Author Response File: Author Response.pdf
Reviewer 2 Report
This paper focuses on the detection and recognition of wild beluga whales from hand-held camera pictures.
From the perspective of computer science (CS), this paper is quite weak in technical innovation, because almost all key technical components are the off-the-shelf ones, and not much new can be found.
However, in the view of the field of ocean protection, this paper really deserves a positive recommendation, where the engineering related details are quite solid and persuasive.
Besides, this paper has multiple merits, e.g., good paper writing, reasonable paper structure, and clear pictorial illustrations.
And the newly proposed dataset is another highlight.
Despite the above mentioned merits, I still have several concerns, which could be help the authors to improve the paper further.

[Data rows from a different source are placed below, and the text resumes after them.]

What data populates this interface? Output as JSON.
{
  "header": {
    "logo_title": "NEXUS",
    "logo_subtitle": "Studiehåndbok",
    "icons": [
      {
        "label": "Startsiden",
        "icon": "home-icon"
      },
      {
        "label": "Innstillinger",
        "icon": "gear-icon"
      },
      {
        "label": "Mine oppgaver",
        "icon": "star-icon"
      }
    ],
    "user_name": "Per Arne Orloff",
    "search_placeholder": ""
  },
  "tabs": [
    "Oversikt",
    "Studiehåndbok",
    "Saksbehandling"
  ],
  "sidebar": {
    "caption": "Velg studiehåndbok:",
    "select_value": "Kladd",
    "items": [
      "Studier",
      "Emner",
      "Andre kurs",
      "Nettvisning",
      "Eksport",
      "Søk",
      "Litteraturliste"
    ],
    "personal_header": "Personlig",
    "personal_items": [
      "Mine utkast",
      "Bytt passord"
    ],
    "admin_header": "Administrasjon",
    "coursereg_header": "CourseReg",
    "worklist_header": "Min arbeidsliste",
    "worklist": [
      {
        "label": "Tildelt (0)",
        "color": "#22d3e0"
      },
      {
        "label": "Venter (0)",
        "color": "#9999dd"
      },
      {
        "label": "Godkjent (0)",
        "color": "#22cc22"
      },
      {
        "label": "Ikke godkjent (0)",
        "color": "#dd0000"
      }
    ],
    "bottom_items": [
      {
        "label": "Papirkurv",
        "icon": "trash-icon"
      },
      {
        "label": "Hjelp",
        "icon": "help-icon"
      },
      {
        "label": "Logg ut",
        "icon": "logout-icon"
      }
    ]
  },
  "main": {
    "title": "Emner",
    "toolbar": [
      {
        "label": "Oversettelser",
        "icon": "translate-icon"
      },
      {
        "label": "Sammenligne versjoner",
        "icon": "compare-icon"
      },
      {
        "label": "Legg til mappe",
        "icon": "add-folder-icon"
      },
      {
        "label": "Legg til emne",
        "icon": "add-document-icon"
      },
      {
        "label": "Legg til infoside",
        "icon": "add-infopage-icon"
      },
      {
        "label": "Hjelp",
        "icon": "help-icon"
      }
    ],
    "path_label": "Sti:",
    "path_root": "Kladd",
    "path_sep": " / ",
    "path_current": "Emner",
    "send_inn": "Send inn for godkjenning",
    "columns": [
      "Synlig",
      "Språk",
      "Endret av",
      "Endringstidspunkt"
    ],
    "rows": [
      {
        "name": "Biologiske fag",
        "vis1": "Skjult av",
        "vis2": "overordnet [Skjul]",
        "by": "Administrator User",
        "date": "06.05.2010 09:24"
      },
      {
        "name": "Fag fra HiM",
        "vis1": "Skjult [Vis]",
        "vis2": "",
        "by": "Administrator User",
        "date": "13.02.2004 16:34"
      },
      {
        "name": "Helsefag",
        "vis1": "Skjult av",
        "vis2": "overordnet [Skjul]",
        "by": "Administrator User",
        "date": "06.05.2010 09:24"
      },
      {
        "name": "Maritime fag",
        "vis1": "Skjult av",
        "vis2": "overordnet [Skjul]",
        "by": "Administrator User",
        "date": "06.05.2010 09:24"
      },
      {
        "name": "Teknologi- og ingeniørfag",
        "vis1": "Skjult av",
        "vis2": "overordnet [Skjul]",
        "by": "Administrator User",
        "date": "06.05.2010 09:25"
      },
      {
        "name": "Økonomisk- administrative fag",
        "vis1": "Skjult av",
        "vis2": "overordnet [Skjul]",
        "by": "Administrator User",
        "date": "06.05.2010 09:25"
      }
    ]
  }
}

1) As shown in Fig. 1, the authors have clearly stated that the proposed approach can handle the "unknown" category, yet, in the main content, nothing related with this issue can be found. It just seems like that the authors have completely overlooked the claimed re-identification task.
2) In the introduction part, the authors have summarized multiple challenges towards the beluga whales detection task, i.e., line 53-69. However, in my view, the last two points are just the common ones, and thus they should be removed.
3) Line 70-83 should be removed to the related work section, since these contents are clearly talking about the backgrounds.
4) Though this paper have constructed a new dataset, I cannot find any web link to access it. To me, this paper can really benefit our research community only if the claimed new set is made publicly available.
5) In sec. 3.3, the proposed semi-annotation approach is quite similar to several existing works [1], and thus the authors should provide a brief discussion towards the main differences.
[1] A Novel Video Salient Object Detection Method via Semisupervised Motion Quality Perception;
6) In sec. 4.2, the authors have adopted a pre-defined hard threshold to remove false-alarms. However, this implementation will leads to a trade-off between precision and recall. To better ground this issue, I think that an additional ablation study with in-depth discussion should be provided.
7) The counting related experiment is less persuasive, i.e., Table 4. For images containing a single beluga, the counting task is almost meaningless.
Though I feel generally happy with this paper, a careful revision is really necessary. Thus. I think that this paper should undergo a major revision.
Author Response
The answers are in the attached pdf document.
Author Response File: Author Response.pdf
Round 2
Reviewer 2 Report
Most of my previous concerns have addressed, and thus I think that this paper is ready for publication.